One of the frequently mentioned answers was "Business Agility!"

General agreement spread, everyone had their personal picture in mind of where they had reached their limits with the very IT-centric agilisation recently. We seemed to have hit on one of the central problems. But then Dean Leffingwell asked one of his so simple and revealing questions: "What is it? What problem specifically is there to solve - business agility?" Murmurs went through the rows, everyone tried to explain their picture to their neighbour, it seemed so clear after all...But the neighbour told of a completely different picture. So we formed a team that was supposed to concretise the topics of Business Agility. The 10 best people from all continents were quickly assembled and off we went....and it quickly became tough.

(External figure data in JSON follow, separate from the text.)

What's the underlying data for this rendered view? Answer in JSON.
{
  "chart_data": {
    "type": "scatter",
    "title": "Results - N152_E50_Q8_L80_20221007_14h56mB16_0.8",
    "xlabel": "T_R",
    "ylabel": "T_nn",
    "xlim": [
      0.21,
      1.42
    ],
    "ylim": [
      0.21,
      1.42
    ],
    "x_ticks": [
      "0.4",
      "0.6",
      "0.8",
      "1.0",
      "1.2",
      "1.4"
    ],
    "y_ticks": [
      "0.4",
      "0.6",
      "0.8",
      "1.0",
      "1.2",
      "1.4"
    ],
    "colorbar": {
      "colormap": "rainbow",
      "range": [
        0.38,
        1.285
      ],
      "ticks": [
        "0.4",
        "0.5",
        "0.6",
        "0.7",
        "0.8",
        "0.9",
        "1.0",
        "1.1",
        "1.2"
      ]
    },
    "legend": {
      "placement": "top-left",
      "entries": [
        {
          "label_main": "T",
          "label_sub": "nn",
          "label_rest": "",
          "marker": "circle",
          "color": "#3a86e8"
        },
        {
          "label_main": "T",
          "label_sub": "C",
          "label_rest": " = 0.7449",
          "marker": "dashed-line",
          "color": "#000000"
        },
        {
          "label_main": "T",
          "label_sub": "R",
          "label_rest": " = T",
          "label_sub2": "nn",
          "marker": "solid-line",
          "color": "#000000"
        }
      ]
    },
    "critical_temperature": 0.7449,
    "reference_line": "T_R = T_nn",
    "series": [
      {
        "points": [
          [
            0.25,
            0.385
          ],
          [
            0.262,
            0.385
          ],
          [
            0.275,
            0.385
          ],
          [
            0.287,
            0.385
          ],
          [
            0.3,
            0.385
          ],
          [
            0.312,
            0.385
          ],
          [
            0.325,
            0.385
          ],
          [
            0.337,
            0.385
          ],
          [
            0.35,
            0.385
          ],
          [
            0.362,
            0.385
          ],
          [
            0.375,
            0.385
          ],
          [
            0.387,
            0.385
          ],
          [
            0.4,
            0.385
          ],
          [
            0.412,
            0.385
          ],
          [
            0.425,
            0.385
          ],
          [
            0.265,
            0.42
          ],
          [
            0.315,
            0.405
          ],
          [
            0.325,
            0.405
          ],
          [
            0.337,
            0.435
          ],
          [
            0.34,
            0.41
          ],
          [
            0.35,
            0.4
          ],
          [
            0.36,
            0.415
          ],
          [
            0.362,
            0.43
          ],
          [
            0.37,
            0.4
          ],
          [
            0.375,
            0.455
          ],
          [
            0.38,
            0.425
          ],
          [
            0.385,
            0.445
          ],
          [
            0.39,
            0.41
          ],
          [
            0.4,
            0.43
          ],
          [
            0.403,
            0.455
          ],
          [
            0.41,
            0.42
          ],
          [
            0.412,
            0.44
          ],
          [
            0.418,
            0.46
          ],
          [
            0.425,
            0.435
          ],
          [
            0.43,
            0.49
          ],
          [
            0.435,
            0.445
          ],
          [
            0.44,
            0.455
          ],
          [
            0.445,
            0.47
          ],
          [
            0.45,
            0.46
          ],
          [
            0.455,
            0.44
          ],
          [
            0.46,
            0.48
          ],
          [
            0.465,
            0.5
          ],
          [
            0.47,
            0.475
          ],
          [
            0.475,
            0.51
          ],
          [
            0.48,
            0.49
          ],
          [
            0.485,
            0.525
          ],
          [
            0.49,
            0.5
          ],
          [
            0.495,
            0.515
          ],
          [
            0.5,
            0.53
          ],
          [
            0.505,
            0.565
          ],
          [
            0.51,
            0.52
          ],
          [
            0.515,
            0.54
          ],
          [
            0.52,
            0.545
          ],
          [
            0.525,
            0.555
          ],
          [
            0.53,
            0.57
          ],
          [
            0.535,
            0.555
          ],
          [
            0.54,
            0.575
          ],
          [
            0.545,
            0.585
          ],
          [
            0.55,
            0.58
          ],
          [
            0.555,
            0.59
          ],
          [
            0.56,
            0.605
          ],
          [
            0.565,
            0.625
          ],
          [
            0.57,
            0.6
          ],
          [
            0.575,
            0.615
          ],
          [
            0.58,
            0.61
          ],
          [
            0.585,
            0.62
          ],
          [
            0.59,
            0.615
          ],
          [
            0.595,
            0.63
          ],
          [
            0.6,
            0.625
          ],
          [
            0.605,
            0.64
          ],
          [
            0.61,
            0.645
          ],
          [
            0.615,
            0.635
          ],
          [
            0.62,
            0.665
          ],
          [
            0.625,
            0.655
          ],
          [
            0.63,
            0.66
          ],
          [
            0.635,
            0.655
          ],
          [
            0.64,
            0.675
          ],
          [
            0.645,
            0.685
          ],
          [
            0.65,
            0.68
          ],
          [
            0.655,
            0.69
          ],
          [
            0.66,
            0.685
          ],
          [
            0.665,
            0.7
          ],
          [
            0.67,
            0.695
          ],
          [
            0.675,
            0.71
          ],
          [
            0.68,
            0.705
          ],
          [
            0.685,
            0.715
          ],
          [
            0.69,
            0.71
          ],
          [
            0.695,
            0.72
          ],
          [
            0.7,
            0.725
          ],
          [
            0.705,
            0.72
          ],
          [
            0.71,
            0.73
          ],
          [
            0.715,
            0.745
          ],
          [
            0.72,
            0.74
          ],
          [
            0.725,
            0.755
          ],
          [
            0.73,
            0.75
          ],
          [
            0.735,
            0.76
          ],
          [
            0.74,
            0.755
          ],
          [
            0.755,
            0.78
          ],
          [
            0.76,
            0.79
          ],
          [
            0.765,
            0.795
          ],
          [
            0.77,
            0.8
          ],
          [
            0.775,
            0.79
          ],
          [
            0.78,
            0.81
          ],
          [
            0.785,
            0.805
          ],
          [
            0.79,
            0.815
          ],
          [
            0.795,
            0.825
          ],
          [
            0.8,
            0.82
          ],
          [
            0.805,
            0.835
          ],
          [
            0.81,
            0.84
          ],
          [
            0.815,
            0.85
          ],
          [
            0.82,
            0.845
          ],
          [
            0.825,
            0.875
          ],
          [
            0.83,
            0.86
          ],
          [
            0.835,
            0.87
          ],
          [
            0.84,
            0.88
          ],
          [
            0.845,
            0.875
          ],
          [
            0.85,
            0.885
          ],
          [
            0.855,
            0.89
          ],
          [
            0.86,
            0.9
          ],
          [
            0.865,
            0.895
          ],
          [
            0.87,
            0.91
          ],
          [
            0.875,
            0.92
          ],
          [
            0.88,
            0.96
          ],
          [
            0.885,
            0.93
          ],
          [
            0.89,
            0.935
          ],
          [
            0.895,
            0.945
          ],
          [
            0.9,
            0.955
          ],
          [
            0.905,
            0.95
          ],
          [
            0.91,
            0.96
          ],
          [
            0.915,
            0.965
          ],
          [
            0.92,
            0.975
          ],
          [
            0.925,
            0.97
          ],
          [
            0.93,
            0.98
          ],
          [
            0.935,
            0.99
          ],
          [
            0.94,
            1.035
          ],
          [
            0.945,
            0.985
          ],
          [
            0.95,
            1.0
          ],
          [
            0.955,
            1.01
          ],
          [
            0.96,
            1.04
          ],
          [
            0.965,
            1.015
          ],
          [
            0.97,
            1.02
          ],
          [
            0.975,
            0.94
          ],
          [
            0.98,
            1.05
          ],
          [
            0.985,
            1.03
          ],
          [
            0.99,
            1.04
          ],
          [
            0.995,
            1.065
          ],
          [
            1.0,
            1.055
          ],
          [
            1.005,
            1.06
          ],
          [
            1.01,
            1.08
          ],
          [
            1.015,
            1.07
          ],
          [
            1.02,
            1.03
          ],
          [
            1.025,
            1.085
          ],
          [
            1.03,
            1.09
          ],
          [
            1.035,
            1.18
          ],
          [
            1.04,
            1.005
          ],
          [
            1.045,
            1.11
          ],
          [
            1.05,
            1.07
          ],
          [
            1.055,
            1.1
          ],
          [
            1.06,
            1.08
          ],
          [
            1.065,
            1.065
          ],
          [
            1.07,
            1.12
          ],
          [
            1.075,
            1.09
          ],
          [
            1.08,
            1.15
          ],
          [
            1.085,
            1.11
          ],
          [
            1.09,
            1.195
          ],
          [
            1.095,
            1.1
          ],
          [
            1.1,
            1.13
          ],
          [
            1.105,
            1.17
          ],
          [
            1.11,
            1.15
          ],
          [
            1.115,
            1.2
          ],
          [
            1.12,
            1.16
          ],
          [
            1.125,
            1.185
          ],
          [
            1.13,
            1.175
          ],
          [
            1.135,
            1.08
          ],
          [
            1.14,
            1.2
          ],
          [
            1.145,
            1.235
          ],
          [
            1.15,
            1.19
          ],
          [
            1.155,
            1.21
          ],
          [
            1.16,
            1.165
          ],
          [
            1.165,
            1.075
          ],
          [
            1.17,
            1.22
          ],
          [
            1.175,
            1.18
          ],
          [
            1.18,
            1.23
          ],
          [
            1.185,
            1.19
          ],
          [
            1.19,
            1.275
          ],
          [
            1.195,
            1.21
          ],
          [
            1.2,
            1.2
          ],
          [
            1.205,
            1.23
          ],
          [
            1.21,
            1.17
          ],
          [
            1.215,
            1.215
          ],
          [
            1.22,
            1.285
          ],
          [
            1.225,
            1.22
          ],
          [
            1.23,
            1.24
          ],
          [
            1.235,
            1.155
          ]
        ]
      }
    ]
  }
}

A discussion becomes tough either when no one has anything to say - or when no one really listens - and that was the impression I got in this discussion from all the alpha animals (and animals). "It's about properly involving the departments in the development process!" was one of the early theses. "Exactly! And we have to be careful that the McKinseys of this world don't just put an agile stamp on their strategy consulting and sell it as the new hot strategic shit, although they haven't really understood the agile principles and values at all! We need to build a true agile strategy consultancy - as a leadership component of the Lean Agile Enterprise of the future!" the second took a swing. - "Exactly! Leadership training and coaching is THE critical success factor for agile transformation. We should design a real and comprehensive agile leadership training!"-"Exactly! And then we need to make it clear what the organisational structure of a large agile company looks like!"-"Right! Like in one of my last projects - the agile transformation of an entire bank!" - "But how did you transform the bank's counter service in an agile way!" someone finally asked... "Yes, we prioritised that a bit lower in our overall bank transformation roadmap for now!" - "Have you implemented elements of Sociocracy or Holocracy? You can use them to make the decision-making structures in the company agile. I have read very interesting books on this."

The discussion was similar, many Post Its filled up and at the end of the planned 30 minutes, everyone more or less asked themselves the question: what exactly are we doing now? After that, I personally resolved to use the first months of 2019 to complete the interpretation of business agility and to summarise common approaches on a map of business agility. I will sketch the first version of this map during my presentation at the OOP on 22.01. I am already looking forward to the shouts - what is still missing on the map!